Une autre tendance observée ces dernières années semble en revanche être remise en question par la conjoncture particulière de 2012. Généralement, les périodes de crise économique se caractérisent par une plus grande compassion de l’opinion publique à l’égard des plus démunis. L’augmentation du taux de pauvreté constatée lorsque le taux de chômage augmente se traduit, dans l’opinion, par une plus grande attente à l’égard des pouvoirs publics : le soutien aux politiques sociales et à la lutte contre la précarité est plus vif. Cette année, compte tenu des enjeux qui pèsent sur les finances publiques, nos concitoyens semblent un peu moins demandeurs d’intervention auprès des plus démunis. Ayant le sentiment que les inégalités vont croissantes, ils sont de plus en plus nombreux à souhaiter un renforcement de la taxation des hauts revenus. Il ne s’agit plus forcément, dans l’opinion — et notamment au sein des classes moyennes —, de dépenser plus en direction des plus modestes, mais plutôt de mettre davantage à contribution les plus aisés.
La demande de régulation déjà, repérée l’an dernier, se renforce encore cette année. Cette attente repose sur la croyance que les pouvoirs publics disposent de marges de manoeuvre par rapport aux mécanismes économiques et aux marchés financiers. En particulier, le sentiment que le système bancaire et financier devrait être davantage régulé se consolide en 2012 — il était déjà très fort l’an dernier. En définitive, les attentes vis-à-vis de l’État ne se limitent pas à un souhait de redistribution — horizontale ou verticale —, les Français en appellent également au rôle d’arbitre des pouvoirs publics.
Il faut dire que, depuis une dizaine d’années, s’est renforcée la conviction que la mondialisation des échanges joue un rôle déterminant dans le fonctionnement des économies nationales. Nos concitoyens se disent que, de même que la crise financière née aux États-Unis s’est propagée jusqu’en France, la globalisation des activités à l’échelle de la planète peut se traduire par des délocalisations et des destructions d’emplois sur notre territoire.
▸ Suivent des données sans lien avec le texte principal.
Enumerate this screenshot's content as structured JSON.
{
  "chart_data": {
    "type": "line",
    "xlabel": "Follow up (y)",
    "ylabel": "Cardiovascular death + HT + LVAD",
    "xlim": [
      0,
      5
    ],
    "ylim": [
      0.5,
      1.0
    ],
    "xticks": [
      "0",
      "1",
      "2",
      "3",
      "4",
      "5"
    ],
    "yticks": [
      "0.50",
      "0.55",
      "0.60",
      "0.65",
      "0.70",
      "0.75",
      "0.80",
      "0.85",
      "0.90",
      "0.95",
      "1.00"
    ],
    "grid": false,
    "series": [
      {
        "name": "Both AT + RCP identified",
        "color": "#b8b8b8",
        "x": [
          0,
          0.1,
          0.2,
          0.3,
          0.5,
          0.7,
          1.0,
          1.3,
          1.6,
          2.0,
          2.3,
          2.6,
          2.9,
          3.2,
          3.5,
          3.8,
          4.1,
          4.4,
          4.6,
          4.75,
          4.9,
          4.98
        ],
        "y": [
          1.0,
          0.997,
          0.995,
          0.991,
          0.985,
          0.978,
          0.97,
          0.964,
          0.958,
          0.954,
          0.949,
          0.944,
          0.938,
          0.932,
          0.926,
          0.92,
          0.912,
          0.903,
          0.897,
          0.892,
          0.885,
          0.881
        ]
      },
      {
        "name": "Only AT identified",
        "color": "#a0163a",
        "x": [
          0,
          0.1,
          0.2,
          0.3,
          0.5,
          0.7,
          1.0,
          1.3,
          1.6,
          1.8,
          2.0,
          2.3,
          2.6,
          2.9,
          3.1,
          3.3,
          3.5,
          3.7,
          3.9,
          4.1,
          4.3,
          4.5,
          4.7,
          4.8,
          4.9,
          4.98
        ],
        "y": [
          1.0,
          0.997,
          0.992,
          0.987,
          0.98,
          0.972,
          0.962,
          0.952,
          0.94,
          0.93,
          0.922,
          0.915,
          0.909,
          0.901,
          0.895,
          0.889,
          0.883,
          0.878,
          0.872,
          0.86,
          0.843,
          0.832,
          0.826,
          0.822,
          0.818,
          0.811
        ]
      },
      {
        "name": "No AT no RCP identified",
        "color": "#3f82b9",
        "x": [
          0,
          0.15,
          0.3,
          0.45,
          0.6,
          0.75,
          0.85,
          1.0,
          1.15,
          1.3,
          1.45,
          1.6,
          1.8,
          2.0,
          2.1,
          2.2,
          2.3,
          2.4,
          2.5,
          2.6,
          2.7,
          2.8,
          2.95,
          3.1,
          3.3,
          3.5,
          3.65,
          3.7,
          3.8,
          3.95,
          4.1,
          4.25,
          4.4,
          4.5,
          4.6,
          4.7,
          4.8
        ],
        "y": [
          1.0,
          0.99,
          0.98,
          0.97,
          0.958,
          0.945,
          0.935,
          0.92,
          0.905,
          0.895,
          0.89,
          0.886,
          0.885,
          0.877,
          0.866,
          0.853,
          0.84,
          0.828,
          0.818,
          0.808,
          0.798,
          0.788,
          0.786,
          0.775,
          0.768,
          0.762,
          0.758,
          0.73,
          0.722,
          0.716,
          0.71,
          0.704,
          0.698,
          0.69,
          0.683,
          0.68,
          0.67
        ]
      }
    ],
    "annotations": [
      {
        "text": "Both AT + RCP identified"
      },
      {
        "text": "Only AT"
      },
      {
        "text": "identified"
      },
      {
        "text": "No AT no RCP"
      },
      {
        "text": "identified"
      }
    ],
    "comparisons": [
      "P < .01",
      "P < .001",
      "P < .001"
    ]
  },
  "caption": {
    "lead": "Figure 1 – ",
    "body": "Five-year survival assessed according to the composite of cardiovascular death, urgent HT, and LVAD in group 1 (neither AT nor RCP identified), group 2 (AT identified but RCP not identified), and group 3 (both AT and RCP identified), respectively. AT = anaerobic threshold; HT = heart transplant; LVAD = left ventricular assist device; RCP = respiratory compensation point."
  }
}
L’opinion est aujourd’hui majoritairement défiante vis-à-vis de la mondialisation, alors qu’elle en percevait surtout des avantages au début des années 2000. Dans le même temps, le désir d’Europe s’est affaibli : aujourd’hui, les défenseurs d’une plus grande souveraineté nationale l’emportent sur les partisans d’une meilleure intégration. L’Euro, qui était, au moment de son introduction perçu comme un levier de croissance, est aujourd’hui jugé en partie responsable de la hausse des prix et de l’érosion du pouvoir d’achat. Certains de nos compatriotes ne croient plus que l’Euro ou l’Europe puissent être un rempart contre effets négatifs de la mondialisation.
Dans ce tableau très sombre, relevons la confirmation d’un changement sociétal profond : les seniors, longtemps restés en marge du mouvement de diffusion des technologies de l’information et de la communication, s’approprient de plus en plus les nouveaux outils numériques. Ces trois dernières années, les sexagénaires, en particulier, ont quasiment rattrapé leurs cadets, à la fois en termes d’équipements, d’usages ou de représentations. Le fossé numérique générationnel semble en voie d’être comblé, au moins pour les plus jeunes de nos aînés. Cela ouvre non seulement des perspectives économiques à tous les acteurs du secteur, mais cela devra aussi conduire l’ensemble du tissu économique et social à imaginer de nouveaux services qui s’adressent à l’ensemble de nos concitoyens, toutes générations confondues.